Is this leading to a problem? Could be, wrote Mary Brophy Marcus, in an article and a sidebar in USA Today.
Older adults have long been known to be short on Vitamin D, probably because they tend to spend less time outdoors than younger people. Whatever it is about our modern lifestyles, however, younger adults, teens, adolescents, even infants are showing the effects.
Pediatricians had thought the problem had been solved among children with the vitamin D fortification of milk, cereal and other foods. But an ever-lengthening roster of studies is revealing vitamin D deficiency is more common than previously believed in youngsters, including breast-fed babies and teens.
"Vitamin D deficiency is much more of a health problem than anyone realized," says Catherine Gordon, director of the bone health program at Children's Hospital Boston. In the June issue of the Archives of Pediatrics and Adolescent Medicine, Gordon and her colleagues found that 40% of infants and toddlers tested below average for vitamin D. In a previous study, Gordon and fellow researchers discovered that 42% of adolescents were vitamin D deficient.
Breastfeeding is no help here because there is no vitamin D in human milk. [The rise in breastfeeding is therefore coinciding with a rise in rickets.] None in cow's milk either, but all milk in the U.S. is fortified with some vitamin D. But people are drinking less milk and of course you, my readers, are especially likely not to get many dairy products in your diets.
Vitamin D supplements are therefore a good idea for those who may no be getting enough from their diets or from the sun.
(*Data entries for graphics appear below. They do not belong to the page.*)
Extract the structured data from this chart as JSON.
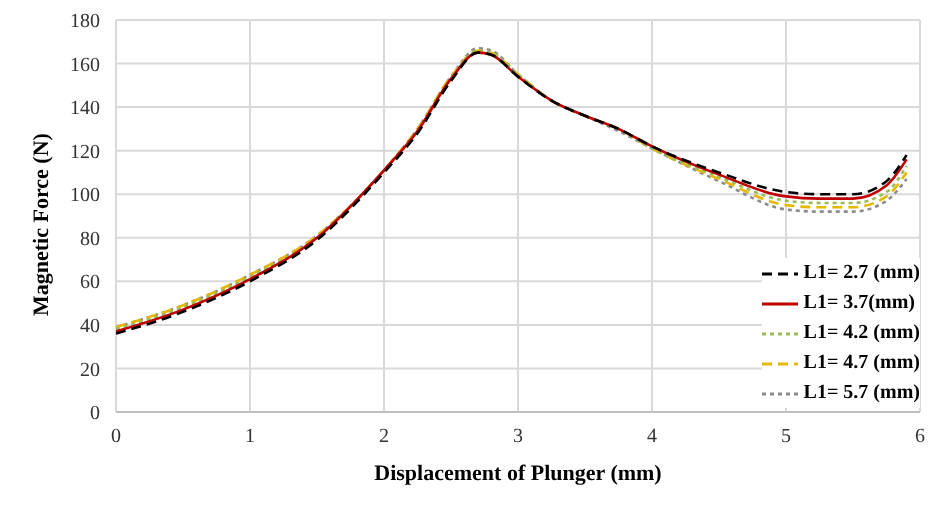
{
  "chart_data": {
    "type": "line",
    "xlabel": "Displacement of Plunger (mm)",
    "ylabel": "Magnetic Force (N)",
    "x": [
      0,
      0.5,
      1,
      1.5,
      2,
      2.25,
      2.5,
      2.7,
      2.8,
      3,
      3.25,
      3.5,
      3.75,
      4,
      4.5,
      5,
      5.25,
      5.5,
      5.75,
      5.9
    ],
    "xlim": [
      0,
      6
    ],
    "xticks": [
      0,
      1,
      2,
      3,
      4,
      5,
      6
    ],
    "ylim": [
      0,
      180
    ],
    "yticks": [
      0,
      20,
      40,
      60,
      80,
      100,
      120,
      140,
      160,
      180
    ],
    "grid": true,
    "legend": "bottom right",
    "marker": "none",
    "series": [
      {
        "name": "L1= 2.7 (mm)",
        "color": "#000000",
        "line_style": "dashed",
        "values": [
          36,
          46,
          60,
          79,
          110,
          128,
          152,
          165,
          164,
          154,
          143,
          136,
          130,
          122,
          110,
          101,
          100,
          100,
          106,
          118
        ]
      },
      {
        "name": "L1= 3.7(mm)",
        "color": "#c00000",
        "line_style": "solid",
        "values": [
          37,
          47,
          61,
          80,
          111,
          129,
          153,
          165,
          164,
          154,
          143,
          136,
          130,
          122,
          109,
          99,
          98,
          98,
          104,
          116
        ]
      },
      {
        "name": "L1= 4.2 (mm)",
        "color": "#9bbb59",
        "line_style": "dotted",
        "values": [
          38,
          48,
          62,
          80,
          111,
          129,
          153,
          166,
          165,
          155,
          143,
          136,
          130,
          121,
          108,
          97,
          96,
          96,
          101,
          113
        ]
      },
      {
        "name": "L1= 4.7 (mm)",
        "color": "#e6b800",
        "line_style": "dashed",
        "values": [
          39,
          49,
          63,
          81,
          111,
          130,
          154,
          166,
          165,
          155,
          143,
          136,
          130,
          121,
          107,
          95,
          94,
          94,
          99,
          110
        ]
      },
      {
        "name": "L1= 5.7 (mm)",
        "color": "#8c8c8c",
        "line_style": "dotted",
        "values": [
          39,
          49,
          63,
          81,
          111,
          130,
          154,
          167,
          166,
          155,
          143,
          136,
          129,
          121,
          106,
          93,
          92,
          92,
          97,
          107
        ]
      }
    ]
  }
}
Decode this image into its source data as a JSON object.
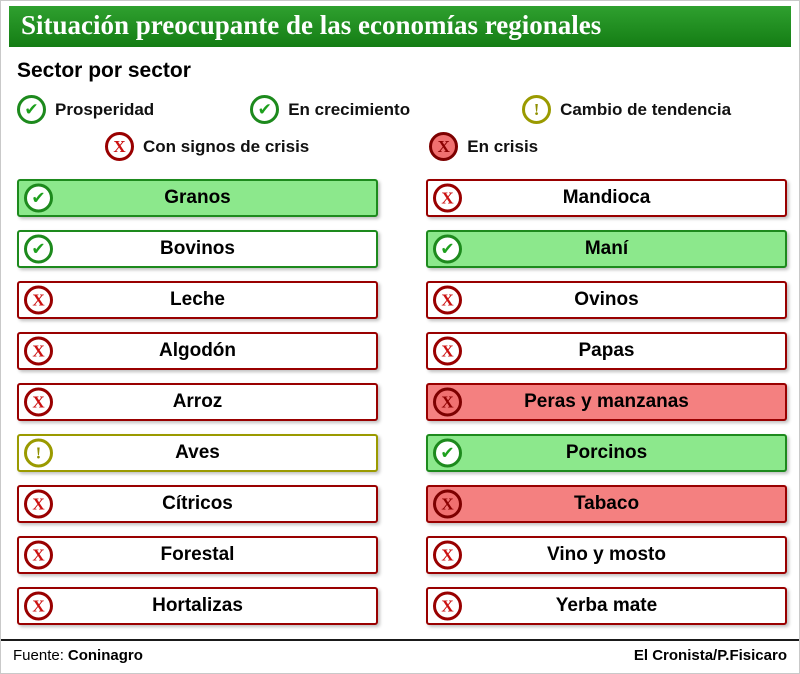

Current recommendations by the Institute of Medicine suggest 200 IUs of vitamin D a day for children and 400 IUs for adults, but [Lisa] Callahan, [co-director of the Women's Sports Medicine Center at the Hospital for Special Surgery in New York], who serves on an institute committee that aims to update those guidelines, says she suggests higher levels to many of her patients, at least 800 to 1,000 IUs a day.
Some sun is necessary to get the ultraviolet B (uvB) rays that activate it. But this is harder for those prone to skin cancer and darker-skinned peoples (who are also statistically more likely to be lactose intolerant) to achieve safely.
You can get a blood test to see if you have sufficient levels of vitamin D in your system. The deficiency mark is 20 ng/mL [nanograms per milliliter] or lower. A normal reading is 30 ng/mL or higher.